Boston'da temaslarını sürdüren Davutoğlu, Harvard Üniversitesinde Türk ve yabancı akademisyenler ile öğrencilerle görüşmesinin ardından Üniversitenin bahçesinde gazetecilerin sorularını yanıtladı.
"Akademisyen olarak tekrar bilimsel bir çevrede bulunmaktan büyük mutluluk duyuyorum" diyen Davutoğlu, geçen sene Boston'a başkonsolosluk açmaya karar verdiklerini ve Murat Lüthem'i ilk başkonsolos olarak Boston'a atadıklarını anımsattı.
ABD, Japonya, Çin, Almanya, İngiltere gibi teknolojinin geliştiği, yeni ve yoğun teknolojik, akademik çalışmaların yapıldığı yerlerdeki diplomatik temsilciliklere bilim danışmanı-ataşesi atamayı uzun zamandır planladıklarını belirten Davutoğlu, şöyle konuştu:
"Hem Türkiye'nin bilimsel görünümünü, etkinliğini arttırmak hem dışarıdaki bilimsel gelişmelerin Türkiye'ye daha süratle yansımasını sağlamak hem yurtdışında bulunan Türk bilim adamlarının Türkiye'ye katkılarını arttırmak hem de beyin göçü varsa bunu iki yönlü işleyen bir hale getirebilmek için bir bilim diplomasisi çabasına girmeye karar verdik. Böylece diplomatlarımız sadece diplomatik, siyasi, ekonomik gelişmeleri değil, bilim ve teknolojideki gelişmeleri de yakinen takip edip bizi bu konuda yönlendirecekler."
Davutoğlu Boston'daki temaslarında biraz da bu yeni bilim diplomasisi alanının nasıl hayata geçirilebileceği konusunda başta Türk akademisyenler olmak üzere bilim adamlarıyla da görüşme imkanı bulduklarını söyledi.
Türk-Amerikan Biliminsanları ve Akademisyenleri Derneği (TASSA) ile işbirliği yapıp yapmayacaklarının sorulması üzerine Davutoğlu, TASSA'nın da bu konuda devrede olacağını, ABD'deki çok sayıdaki Türk bilim adamının bir ağ içinde birlikte çalışmalarını istediklerini, TASSA'nın da kapsamda iyi bir iletişim ağı içinde bulunduğunu ifade etti.

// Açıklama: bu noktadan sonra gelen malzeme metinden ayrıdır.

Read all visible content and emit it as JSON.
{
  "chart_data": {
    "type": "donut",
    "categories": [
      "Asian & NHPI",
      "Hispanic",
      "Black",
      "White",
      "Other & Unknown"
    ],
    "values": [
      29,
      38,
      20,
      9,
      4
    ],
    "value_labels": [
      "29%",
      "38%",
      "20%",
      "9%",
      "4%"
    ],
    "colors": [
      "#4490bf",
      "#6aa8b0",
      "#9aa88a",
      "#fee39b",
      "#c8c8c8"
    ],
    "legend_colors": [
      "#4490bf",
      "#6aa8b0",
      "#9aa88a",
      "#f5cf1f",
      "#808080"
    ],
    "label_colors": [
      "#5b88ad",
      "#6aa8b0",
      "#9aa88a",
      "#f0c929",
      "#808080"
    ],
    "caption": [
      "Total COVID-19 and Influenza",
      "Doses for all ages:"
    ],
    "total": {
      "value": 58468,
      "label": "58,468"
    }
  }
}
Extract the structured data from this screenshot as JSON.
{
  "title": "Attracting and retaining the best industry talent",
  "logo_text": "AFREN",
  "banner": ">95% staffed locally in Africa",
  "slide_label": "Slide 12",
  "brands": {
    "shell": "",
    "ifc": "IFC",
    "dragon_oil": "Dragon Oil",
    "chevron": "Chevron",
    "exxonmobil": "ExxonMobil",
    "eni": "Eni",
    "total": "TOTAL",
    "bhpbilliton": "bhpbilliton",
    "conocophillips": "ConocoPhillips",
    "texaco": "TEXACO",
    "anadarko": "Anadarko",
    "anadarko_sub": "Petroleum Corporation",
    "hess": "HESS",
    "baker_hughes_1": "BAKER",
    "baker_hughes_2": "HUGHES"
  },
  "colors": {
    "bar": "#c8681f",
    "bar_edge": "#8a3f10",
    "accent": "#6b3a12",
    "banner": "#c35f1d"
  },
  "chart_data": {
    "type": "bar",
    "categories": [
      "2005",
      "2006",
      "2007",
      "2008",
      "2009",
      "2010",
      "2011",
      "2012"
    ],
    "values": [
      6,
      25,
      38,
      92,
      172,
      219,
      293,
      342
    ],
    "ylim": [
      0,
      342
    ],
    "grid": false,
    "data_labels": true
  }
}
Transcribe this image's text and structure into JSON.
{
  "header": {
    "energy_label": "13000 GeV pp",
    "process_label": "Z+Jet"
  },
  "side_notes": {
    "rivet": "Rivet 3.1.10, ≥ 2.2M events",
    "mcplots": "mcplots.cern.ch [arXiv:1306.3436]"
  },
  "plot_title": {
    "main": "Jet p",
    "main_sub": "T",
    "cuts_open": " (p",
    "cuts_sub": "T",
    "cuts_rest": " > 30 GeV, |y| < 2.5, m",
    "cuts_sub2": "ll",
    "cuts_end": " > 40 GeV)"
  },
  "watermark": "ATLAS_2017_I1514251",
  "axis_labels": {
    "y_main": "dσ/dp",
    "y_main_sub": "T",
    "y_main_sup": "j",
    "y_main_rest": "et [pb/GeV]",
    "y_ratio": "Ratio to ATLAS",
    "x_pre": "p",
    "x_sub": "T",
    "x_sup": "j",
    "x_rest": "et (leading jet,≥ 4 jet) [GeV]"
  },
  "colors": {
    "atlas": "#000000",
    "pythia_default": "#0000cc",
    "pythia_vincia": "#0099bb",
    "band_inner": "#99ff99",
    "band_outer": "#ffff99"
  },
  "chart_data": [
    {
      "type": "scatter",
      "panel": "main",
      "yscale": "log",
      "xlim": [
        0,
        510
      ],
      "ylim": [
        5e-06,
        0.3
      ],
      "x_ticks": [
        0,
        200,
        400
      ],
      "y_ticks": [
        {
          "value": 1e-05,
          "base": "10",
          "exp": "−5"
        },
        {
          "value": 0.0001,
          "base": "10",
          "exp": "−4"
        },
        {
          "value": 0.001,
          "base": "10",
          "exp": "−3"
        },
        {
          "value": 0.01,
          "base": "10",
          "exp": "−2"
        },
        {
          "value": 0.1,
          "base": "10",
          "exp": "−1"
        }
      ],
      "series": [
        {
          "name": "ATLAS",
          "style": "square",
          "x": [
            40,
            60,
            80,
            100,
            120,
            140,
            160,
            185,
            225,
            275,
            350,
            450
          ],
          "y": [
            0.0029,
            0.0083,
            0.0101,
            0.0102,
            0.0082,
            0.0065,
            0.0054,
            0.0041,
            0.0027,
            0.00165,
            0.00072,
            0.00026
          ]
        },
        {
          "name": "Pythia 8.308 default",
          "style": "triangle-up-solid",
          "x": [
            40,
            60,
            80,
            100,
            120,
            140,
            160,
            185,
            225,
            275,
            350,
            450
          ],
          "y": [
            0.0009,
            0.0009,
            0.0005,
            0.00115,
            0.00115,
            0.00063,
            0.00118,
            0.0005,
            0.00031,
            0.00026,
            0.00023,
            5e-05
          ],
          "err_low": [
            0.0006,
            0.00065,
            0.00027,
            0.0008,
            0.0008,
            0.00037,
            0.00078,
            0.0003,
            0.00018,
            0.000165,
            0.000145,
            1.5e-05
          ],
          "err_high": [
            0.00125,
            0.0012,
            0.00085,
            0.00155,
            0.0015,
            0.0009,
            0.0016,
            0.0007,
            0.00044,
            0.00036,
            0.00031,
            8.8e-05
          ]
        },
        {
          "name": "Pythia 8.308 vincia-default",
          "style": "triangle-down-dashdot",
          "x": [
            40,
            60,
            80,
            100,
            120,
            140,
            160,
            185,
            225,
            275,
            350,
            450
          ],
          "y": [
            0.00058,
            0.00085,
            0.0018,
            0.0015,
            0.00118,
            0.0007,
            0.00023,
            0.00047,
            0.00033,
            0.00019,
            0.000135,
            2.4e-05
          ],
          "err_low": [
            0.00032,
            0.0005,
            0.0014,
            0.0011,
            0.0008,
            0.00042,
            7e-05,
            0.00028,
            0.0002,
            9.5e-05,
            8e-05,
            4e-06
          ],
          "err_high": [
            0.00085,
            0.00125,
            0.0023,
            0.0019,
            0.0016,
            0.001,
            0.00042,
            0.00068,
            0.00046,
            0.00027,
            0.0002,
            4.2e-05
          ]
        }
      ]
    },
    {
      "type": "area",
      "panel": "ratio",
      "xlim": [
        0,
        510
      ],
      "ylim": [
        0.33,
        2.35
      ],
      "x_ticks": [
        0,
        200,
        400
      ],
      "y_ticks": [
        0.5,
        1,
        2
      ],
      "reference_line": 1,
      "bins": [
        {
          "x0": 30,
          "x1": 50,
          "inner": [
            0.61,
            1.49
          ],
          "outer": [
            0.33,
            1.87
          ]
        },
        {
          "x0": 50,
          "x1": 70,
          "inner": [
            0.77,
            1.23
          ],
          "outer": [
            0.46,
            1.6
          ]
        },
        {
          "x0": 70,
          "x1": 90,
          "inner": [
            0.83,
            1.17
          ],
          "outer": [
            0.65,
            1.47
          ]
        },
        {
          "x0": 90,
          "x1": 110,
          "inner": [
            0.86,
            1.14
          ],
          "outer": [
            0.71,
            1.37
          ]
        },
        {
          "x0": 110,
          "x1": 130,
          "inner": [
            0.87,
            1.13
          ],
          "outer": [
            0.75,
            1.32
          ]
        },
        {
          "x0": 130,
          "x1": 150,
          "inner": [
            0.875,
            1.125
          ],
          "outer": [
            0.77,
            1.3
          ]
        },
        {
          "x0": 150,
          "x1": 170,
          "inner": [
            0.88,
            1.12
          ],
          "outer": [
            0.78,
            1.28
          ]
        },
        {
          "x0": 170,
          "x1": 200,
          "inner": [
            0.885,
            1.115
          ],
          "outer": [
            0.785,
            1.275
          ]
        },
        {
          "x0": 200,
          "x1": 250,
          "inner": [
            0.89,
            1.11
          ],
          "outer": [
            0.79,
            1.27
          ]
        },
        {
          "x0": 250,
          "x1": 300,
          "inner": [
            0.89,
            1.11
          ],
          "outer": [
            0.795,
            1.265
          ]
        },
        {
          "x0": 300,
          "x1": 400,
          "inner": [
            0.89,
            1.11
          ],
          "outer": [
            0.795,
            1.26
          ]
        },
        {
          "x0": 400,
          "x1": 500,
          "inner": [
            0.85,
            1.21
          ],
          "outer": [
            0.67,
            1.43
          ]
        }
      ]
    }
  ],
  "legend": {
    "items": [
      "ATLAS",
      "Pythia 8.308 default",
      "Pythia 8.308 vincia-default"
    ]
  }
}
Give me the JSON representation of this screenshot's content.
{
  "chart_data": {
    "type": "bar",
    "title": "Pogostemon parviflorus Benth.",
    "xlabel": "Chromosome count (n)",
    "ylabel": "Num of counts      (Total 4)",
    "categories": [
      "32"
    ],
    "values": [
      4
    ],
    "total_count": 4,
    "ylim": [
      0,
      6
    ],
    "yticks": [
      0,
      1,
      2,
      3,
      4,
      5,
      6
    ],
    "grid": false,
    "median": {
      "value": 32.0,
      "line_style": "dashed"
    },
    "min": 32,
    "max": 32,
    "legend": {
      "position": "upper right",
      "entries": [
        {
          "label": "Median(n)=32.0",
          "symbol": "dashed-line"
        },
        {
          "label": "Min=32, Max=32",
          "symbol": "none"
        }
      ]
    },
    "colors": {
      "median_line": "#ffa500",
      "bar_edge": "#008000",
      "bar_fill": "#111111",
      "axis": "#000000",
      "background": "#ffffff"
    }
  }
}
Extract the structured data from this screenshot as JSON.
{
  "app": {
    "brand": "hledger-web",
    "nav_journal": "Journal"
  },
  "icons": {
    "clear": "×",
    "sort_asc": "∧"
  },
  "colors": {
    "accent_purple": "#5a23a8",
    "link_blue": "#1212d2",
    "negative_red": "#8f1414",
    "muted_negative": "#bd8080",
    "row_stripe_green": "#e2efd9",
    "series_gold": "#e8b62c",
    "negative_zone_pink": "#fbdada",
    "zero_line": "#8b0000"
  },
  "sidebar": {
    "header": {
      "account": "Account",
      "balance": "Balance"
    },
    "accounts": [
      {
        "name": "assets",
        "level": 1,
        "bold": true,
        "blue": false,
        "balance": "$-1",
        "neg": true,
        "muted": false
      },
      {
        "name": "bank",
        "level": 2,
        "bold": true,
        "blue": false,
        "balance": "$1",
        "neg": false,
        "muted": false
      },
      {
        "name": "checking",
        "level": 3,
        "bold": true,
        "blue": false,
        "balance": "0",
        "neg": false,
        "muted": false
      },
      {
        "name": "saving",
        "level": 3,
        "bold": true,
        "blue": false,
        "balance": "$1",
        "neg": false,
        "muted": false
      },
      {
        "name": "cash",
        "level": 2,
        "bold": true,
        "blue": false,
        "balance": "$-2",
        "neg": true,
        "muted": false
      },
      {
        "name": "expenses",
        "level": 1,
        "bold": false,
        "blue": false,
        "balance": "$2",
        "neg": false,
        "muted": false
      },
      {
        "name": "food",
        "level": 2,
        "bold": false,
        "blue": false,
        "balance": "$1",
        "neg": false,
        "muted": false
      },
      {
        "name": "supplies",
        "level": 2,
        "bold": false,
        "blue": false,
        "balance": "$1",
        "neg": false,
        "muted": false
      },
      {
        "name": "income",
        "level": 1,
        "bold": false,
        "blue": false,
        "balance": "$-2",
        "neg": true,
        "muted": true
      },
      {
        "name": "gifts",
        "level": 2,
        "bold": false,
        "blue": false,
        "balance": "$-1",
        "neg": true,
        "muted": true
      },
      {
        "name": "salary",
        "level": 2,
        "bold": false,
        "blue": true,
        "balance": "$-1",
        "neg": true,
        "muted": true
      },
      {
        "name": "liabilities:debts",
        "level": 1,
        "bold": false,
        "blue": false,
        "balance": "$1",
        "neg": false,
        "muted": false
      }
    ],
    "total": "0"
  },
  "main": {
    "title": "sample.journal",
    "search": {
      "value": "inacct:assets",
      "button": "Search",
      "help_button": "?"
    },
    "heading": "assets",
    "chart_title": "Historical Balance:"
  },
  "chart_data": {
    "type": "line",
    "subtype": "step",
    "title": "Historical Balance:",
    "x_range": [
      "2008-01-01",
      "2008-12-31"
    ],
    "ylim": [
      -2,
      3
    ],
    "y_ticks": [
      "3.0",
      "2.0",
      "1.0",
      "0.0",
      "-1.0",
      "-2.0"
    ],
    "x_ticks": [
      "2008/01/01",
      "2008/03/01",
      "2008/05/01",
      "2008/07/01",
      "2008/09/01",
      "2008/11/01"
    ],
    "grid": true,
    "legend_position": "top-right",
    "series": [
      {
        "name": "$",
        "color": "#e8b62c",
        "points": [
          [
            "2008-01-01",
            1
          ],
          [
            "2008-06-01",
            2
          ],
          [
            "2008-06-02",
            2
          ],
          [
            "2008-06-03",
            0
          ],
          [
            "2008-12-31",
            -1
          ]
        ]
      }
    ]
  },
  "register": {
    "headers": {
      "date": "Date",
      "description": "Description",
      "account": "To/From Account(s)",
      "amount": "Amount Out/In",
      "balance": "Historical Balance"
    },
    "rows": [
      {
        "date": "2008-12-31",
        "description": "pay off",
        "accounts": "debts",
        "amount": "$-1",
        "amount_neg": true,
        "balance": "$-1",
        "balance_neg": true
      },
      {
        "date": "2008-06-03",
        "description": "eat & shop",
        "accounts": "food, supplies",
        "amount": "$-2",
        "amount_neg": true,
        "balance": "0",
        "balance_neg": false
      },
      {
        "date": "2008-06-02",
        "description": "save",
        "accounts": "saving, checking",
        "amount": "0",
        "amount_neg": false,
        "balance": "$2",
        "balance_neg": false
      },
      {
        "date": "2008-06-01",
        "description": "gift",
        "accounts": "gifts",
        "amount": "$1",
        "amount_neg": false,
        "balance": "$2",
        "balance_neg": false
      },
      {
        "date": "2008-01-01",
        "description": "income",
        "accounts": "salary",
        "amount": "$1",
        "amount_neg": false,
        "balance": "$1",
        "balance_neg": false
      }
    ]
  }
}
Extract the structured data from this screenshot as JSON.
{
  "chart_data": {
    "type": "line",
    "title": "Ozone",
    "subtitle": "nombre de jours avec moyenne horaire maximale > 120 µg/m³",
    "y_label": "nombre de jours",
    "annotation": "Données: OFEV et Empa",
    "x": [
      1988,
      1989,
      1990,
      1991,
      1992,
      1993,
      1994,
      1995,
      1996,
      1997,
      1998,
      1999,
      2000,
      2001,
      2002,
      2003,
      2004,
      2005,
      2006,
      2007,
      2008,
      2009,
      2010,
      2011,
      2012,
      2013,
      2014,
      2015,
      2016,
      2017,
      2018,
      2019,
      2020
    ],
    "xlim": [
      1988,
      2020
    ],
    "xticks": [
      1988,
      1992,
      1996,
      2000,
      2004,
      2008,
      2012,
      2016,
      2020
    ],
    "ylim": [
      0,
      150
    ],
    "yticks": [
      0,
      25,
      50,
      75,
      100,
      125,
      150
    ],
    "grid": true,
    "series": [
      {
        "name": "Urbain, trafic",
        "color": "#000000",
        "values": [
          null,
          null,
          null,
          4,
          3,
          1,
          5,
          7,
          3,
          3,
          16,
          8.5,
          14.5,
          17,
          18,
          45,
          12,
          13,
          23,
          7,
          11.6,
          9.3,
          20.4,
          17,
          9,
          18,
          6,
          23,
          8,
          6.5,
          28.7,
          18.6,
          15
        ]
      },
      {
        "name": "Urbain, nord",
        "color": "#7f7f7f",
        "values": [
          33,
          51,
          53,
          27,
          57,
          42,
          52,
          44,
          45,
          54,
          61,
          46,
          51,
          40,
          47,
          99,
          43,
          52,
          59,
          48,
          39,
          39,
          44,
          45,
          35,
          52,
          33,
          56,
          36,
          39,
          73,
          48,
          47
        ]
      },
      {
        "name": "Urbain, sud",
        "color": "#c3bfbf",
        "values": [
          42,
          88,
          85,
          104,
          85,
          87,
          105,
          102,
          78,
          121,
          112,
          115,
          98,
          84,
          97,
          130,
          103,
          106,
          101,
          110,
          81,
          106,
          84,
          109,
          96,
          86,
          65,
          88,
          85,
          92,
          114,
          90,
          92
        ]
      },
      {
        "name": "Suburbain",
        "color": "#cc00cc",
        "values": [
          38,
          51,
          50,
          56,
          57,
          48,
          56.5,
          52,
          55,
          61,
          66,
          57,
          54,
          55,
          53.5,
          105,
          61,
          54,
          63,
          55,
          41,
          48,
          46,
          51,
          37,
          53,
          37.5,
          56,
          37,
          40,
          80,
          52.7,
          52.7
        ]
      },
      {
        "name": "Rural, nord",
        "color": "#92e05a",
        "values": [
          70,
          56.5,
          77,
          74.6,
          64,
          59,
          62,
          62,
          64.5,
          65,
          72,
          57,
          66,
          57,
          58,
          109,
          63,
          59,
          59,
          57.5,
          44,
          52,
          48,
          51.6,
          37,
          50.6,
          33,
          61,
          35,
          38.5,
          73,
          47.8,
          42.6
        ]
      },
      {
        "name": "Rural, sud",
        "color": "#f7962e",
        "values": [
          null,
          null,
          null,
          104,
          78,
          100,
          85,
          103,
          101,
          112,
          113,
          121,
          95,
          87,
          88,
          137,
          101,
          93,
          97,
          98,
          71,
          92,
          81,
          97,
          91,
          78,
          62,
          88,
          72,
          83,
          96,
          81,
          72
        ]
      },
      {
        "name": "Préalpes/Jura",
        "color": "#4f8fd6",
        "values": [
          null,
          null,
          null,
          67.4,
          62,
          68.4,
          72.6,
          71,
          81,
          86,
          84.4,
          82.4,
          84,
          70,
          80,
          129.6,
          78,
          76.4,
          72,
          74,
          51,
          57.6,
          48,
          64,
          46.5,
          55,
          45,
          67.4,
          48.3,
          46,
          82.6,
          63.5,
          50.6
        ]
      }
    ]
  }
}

Türkiye ile ABD'deki Türk bilim adamları arasındaki ilişkileri güçlendirmek ve ABD'deki Türk bilim adamlarının Türkiye'deki bilim hayatına katkısını sağlamak gerektiğini belirten Davutoğlu, Türkiye'ye dönünce YÖK, TÜBİTAK ve Devlet Bakanı Mehmet Aydın başta olmak üzere bu konularla ilgilenen yetkililerle istişarelerde bulunacaklarını kaydetti. Davutoğlu, "Herşeyden önce bu merkezlere bilim ataşesi-danışmanı görevlendirme niyetine gideceğiz, atanacaklar bilim adamı olacak muhtemelen" dedi.
Kültür diplomasisinde de benzer bir uygulamaya gidilip gidilmeyeceğinin sorulması üzerine Davutoğlu, kültür alanında zaten belli bir yapının bulunduğunu, Dışişleri Bakanlığında Kültür Dairesinin olduğunu, Kültür Bakanlığı ile de birlikte çalıştıklarını söyledi. Davutoğlu, "Ama bilim alanında bir boşluk var, bu boşluğu kapatacağız. Dolayısıyla Boston ziyaretimizin belki de en önemli sonuçlarından bir tanesi bilim diplomasisi konusunda yeni bir inisiyatifi geliştirmemiş olmamız" dedi.
Harvard Üniversitesinde hem Türk dış politikasını anlatmak hem de önemli akademisyenlerle, bilim adamlarıyla doğrudan temas etme imkanını bulduklarını söyleyen Davutoğlu, bu kapsamda Boston Başkonsolosluğunun vatandaşlara hizmet etmesinin yanı sıra bilim diplomasinin önemli merkezlerinden birini Boston'da oluşturmak olduğunu vurguladı. Boston Başkonsolosluğunun Washington Büyükelçiliği ile ABD'deki bilimsel gelişmeleri anında takip edeceğini anlatan Davutoğlu, Türkiye'deki bilimsel kurumlarla ABD'deki bilim çevreler arasındaki ilişkilerin daha da hızlanmasına ağırlık vereceklerinin altını çizdi.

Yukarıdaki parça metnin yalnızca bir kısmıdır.